American Theatre Magazine, on Facebook, linked to an article from last year at Onstage Blog about stage management. Working on the technical side, mostly assistant stage managing, was my entrée to theater (before I quit to write plays), so I am sympathetic to the linked article; but my response went off in another direction, into general speculations on theater, which I copy herewith:
I keep rethinking these two sentences: “The director is the artistic brain of the show that creates this whole other world through their own visions. The stage manager is the technical brain to the show and helps bring the creative decisions of the director to life, especially when calling the show.”
I won’t dispute the second; the first, indeed that is often how it plays out. But more and more productions today feel like they are trying to be film. Theater is not likewise inherently a director’s medium. Directors are actually superfluous: welcome to have, but not, strictly speaking, necessary.

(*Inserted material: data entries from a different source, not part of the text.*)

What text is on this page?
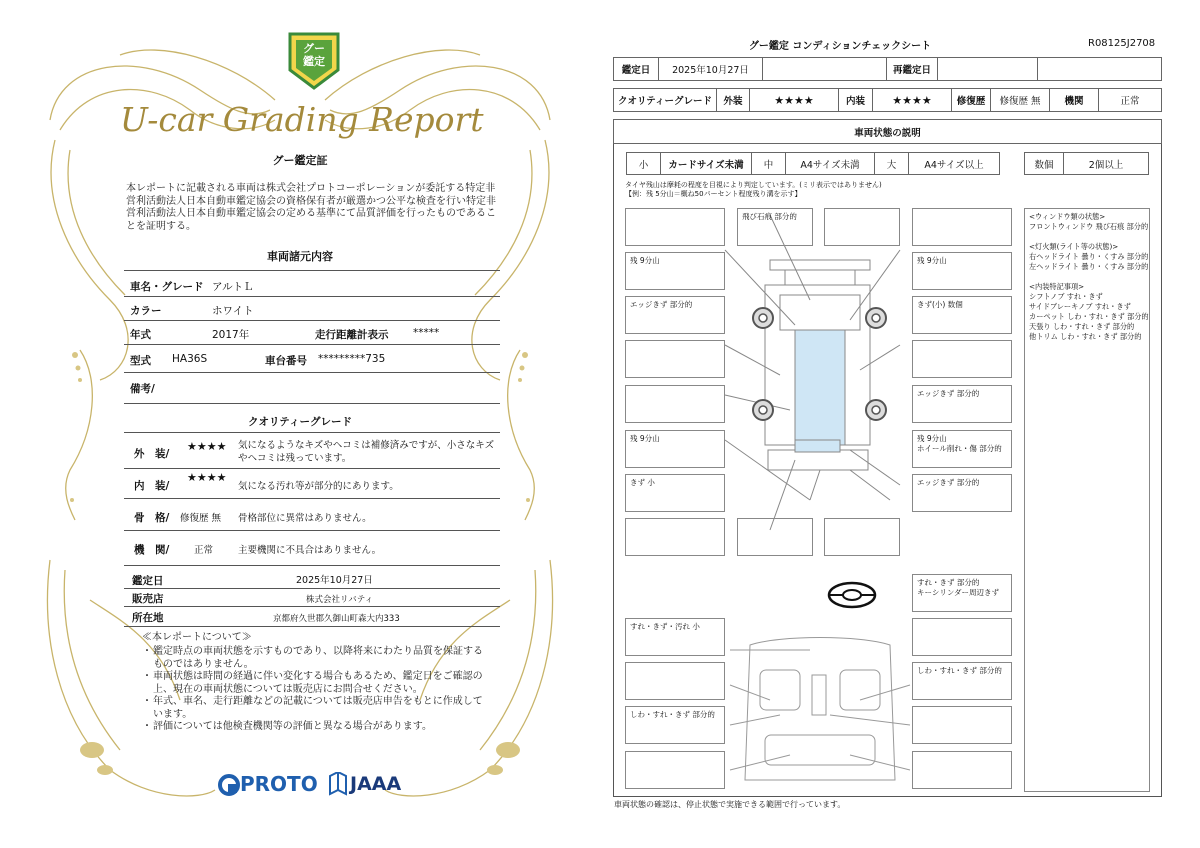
グー
鑑定
U-car Grading Report
グー鑑定証
本レポートに記載される車両は株式会社プロトコーポレーションが委託する特定非営利活動法人日本自動車鑑定協会の資格保有者が厳選かつ公平な検査を行い特定非営利活動法人日本自動車鑑定協会の定める基準にて品質評価を行ったものであることを証明する。
車両諸元内容
車名・グレード アルトＬ
カラー	ホワイト
年式	2017年	走行距離計表示 *****
型式 HA36S	車台番号 *********735
備考/
クオリティーグレード
外　装/
★★★★ 気になるようなキズやヘコミは補修済みですが、小さなキズやヘコミは残っています。
内　装/
★★★★
気になる汚れ等が部分的にあります。
骨　格/ 修復歴 無 骨格部位に異常はありません。
機　関/	正常	主要機関に不具合はありません。
鑑定日	2025年10月27日
販売店	株式会社リバティ
所在地	京都府久世郡久御山町森大内333
≪本レポートについて≫
・ 鑑定時点の車両状態を示すものであり、以降将来にわたり品質を保証するものではありません。
・ 車両状態は時間の経過に伴い変化する場合もあるため、鑑定日をご確認の上、現在の車両状態については販売店にお問合せください。
・ 年式、車名、走行距離などの記載については販売店申告をもとに作成しています。
・ 評価については他検査機関等の評価と異なる場合があります。
PROTO JAAA
グー鑑定 コンディションチェックシート	R08125J2708
鑑定日	2025年10月27日	再鑑定日
クオリティーグレード	外装	★★★★	内装	★★★★	修復歴	修復歴 無	機関	正常
車両状態の説明
小	カードサイズ未満	中	A4サイズ未満	大	A4サイズ以上	数個	2個以上
タイヤ残山は摩耗の程度を目視により判定しています。(ミリ表示ではありません)
【例：残 5分山＝概ね50パーセント程度残り溝を示す】
飛び石痕 部分的
残 9分山
エッジきず 部分的
残 9分山
きず 小
残 9分山
きず(小) 数個
エッジきず 部分的
残 9分山
ホイール削れ・傷 部分的
エッジきず 部分的
<ウィンドウ類の状態>
フロントウィンドウ 飛び石痕 部分的

<灯火類(ライト等の状態)>
右ヘッドライト 曇り・くすみ 部分的
左ヘッドライト 曇り・くすみ 部分的

<内装特記事項>
シフトノブ すれ・きず
サイドブレーキノブ すれ・きず
カーペット しわ・すれ・きず 部分的
天張り しわ・すれ・きず 部分的
他トリム しわ・すれ・きず 部分的
すれ・きず 部分的
キーシリンダー周辺きず
すれ・きず・汚れ 小
しわ・すれ・きず 部分的
しわ・すれ・きず 部分的
車両状態の確認は、停止状態で実施できる範囲で行っています。
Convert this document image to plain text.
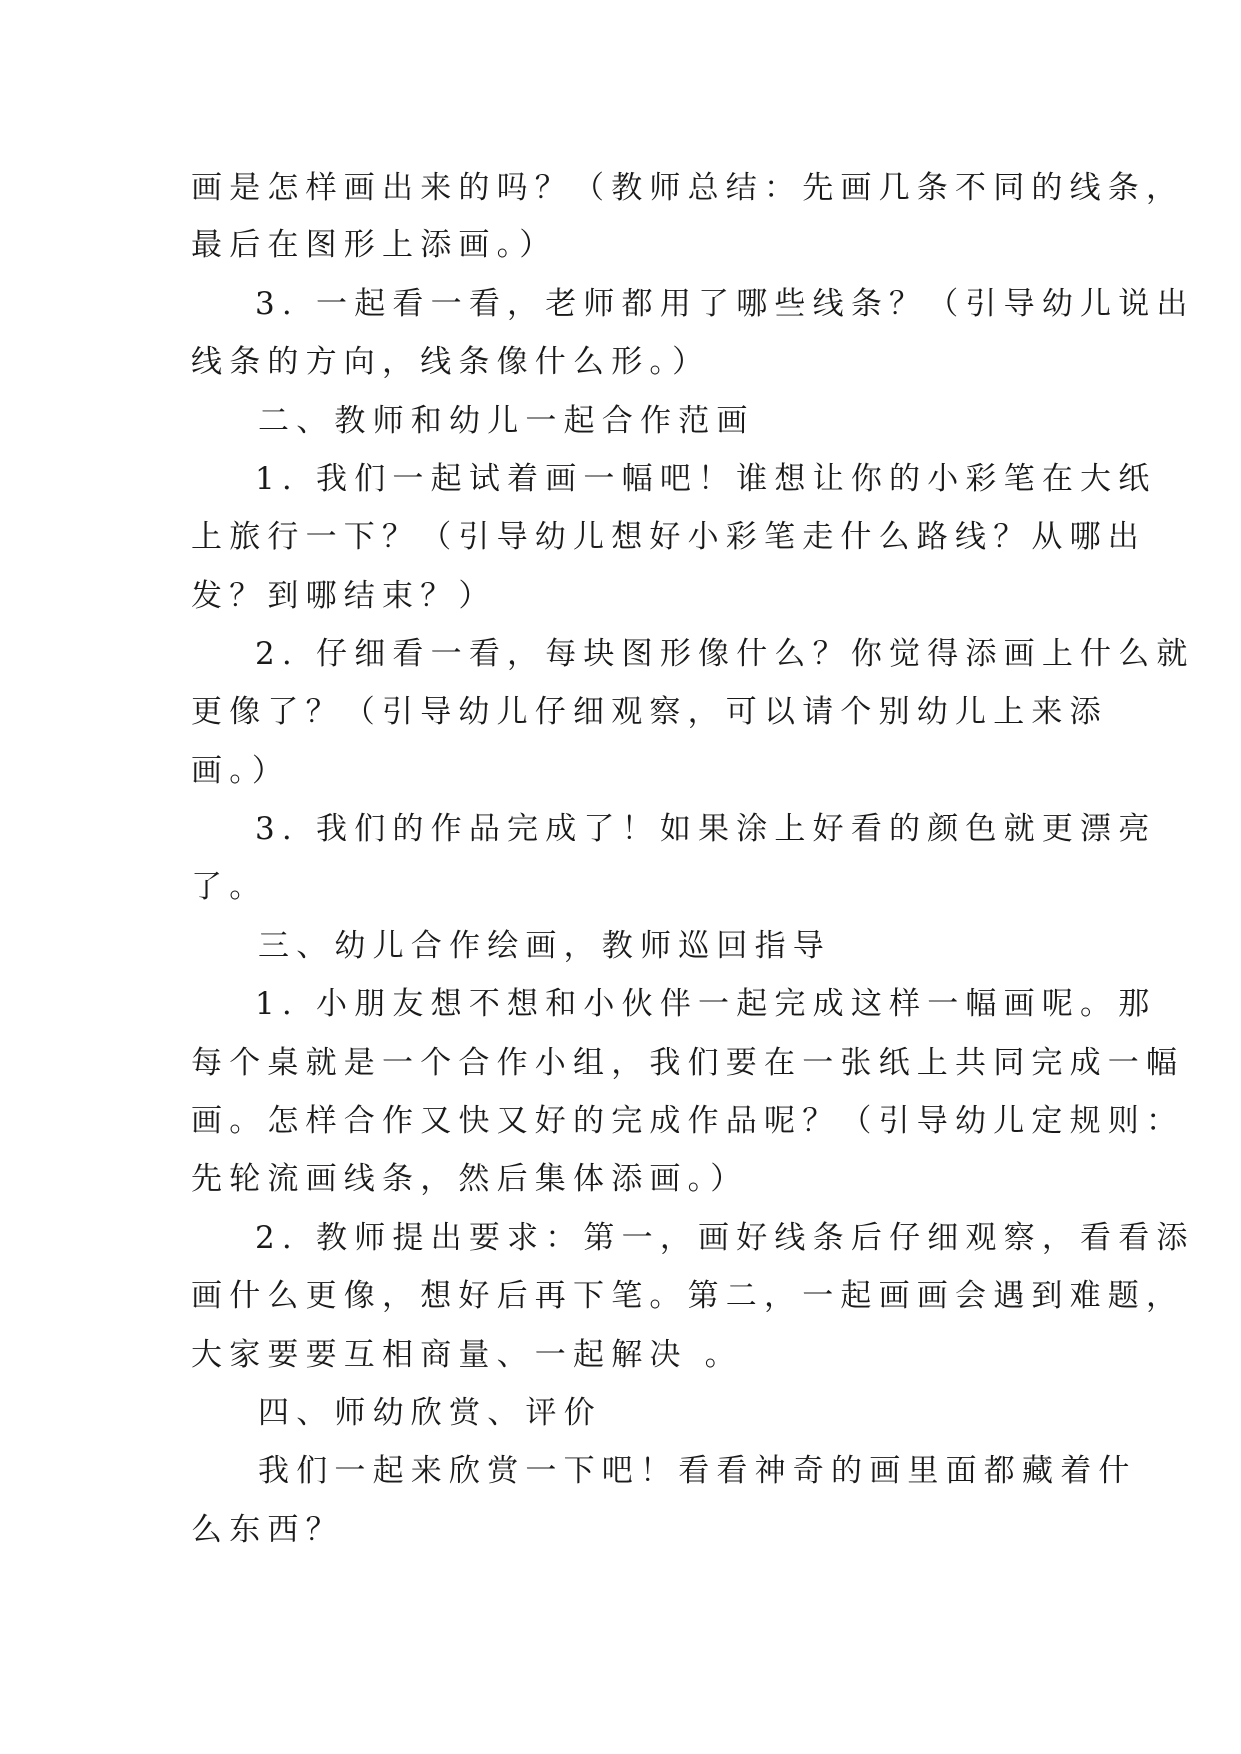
画是怎样画出来的吗？（教师总结：先画几条不同的线条，
最后在图形上添画。）
3. 一起看一看，老师都用了哪些线条？（引导幼儿说出
线条的方向，线条像什么形。）
二、教师和幼儿一起合作范画
1. 我们一起试着画一幅吧！谁想让你的小彩笔在大纸
上旅行一下？（引导幼儿想好小彩笔走什么路线？从哪出
发？到哪结束？）
2. 仔细看一看，每块图形像什么？你觉得添画上什么就
更像了？（引导幼儿仔细观察，可以请个别幼儿上来添
画。）
3. 我们的作品完成了！如果涂上好看的颜色就更漂亮
了。
三、幼儿合作绘画，教师巡回指导
1. 小朋友想不想和小伙伴一起完成这样一幅画呢。那
每个桌就是一个合作小组，我们要在一张纸上共同完成一幅
画。怎样合作又快又好的完成作品呢？（引导幼儿定规则：
先轮流画线条，然后集体添画。）
2. 教师提出要求：第一，画好线条后仔细观察，看看添
画什么更像，想好后再下笔。第二，一起画画会遇到难题，
大家要要互相商量、一起解决 。
四、师幼欣赏、评价
我们一起来欣赏一下吧！看看神奇的画里面都藏着什
么东西？
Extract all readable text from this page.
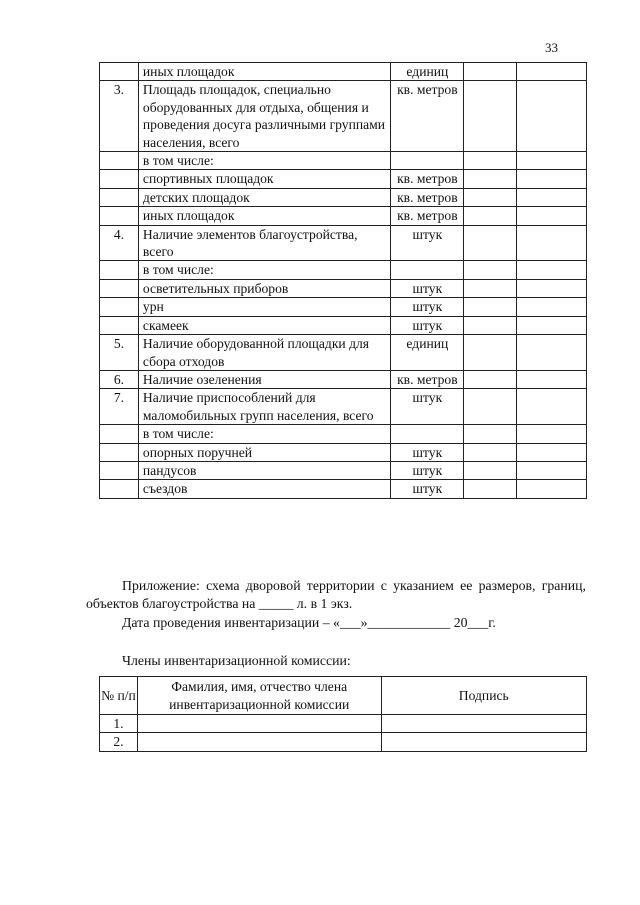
33
	иных площадок	единиц		
3.	Площадь площадок, специально оборудованных для отдыха, общения и проведения досуга различными группами населения, всего	кв. метров		
	в том числе:			
	спортивных площадок	кв. метров		
	детских площадок	кв. метров		
	иных площадок	кв. метров		
4.	Наличие элементов благоустройства, всего	штук		
	в том числе:			
	осветительных приборов	штук		
	урн	штук		
	скамеек	штук		
5.	Наличие оборудованной площадки для сбора отходов	единиц		
6.	Наличие озеленения	кв. метров		
7.	Наличие приспособлений для маломобильных групп населения, всего	штук		
	в том числе:			
	опорных поручней	штук		
	пандусов	штук		
	съездов	штук		
Приложение: схема дворовой территории с указанием ее размеров, границ, объектов благоустройства на _____ л. в 1 экз.
Дата проведения инвентаризации – «___»____________ 20___г.
Члены инвентаризационной комиссии:
№ п/п	Фамилия, имя, отчество члена инвентаризационной комиссии	Подпись
1.		
2.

I would like to see theater companies experiment with getting away from the director-centric model. Theater ought to focus on what is unique to the art, instead of trying to replicate something else. (For that reason I would welcome more use of masks.)
Obviously, with our technically superior productions (our machinery making things possible that weren’t available to the ancients, or the Elizabethans, for example), what I suggest might turn out to be exceedingly hard to implement; still I would like to see the effort.
Stage manager is another matter. Granted it would be possible, in some pared-down-to-simplistic type of production, for a bare-bones show to fly without one, but who would want to? The stage manager (mostly indispensable) adds value to the show; the director, not always so.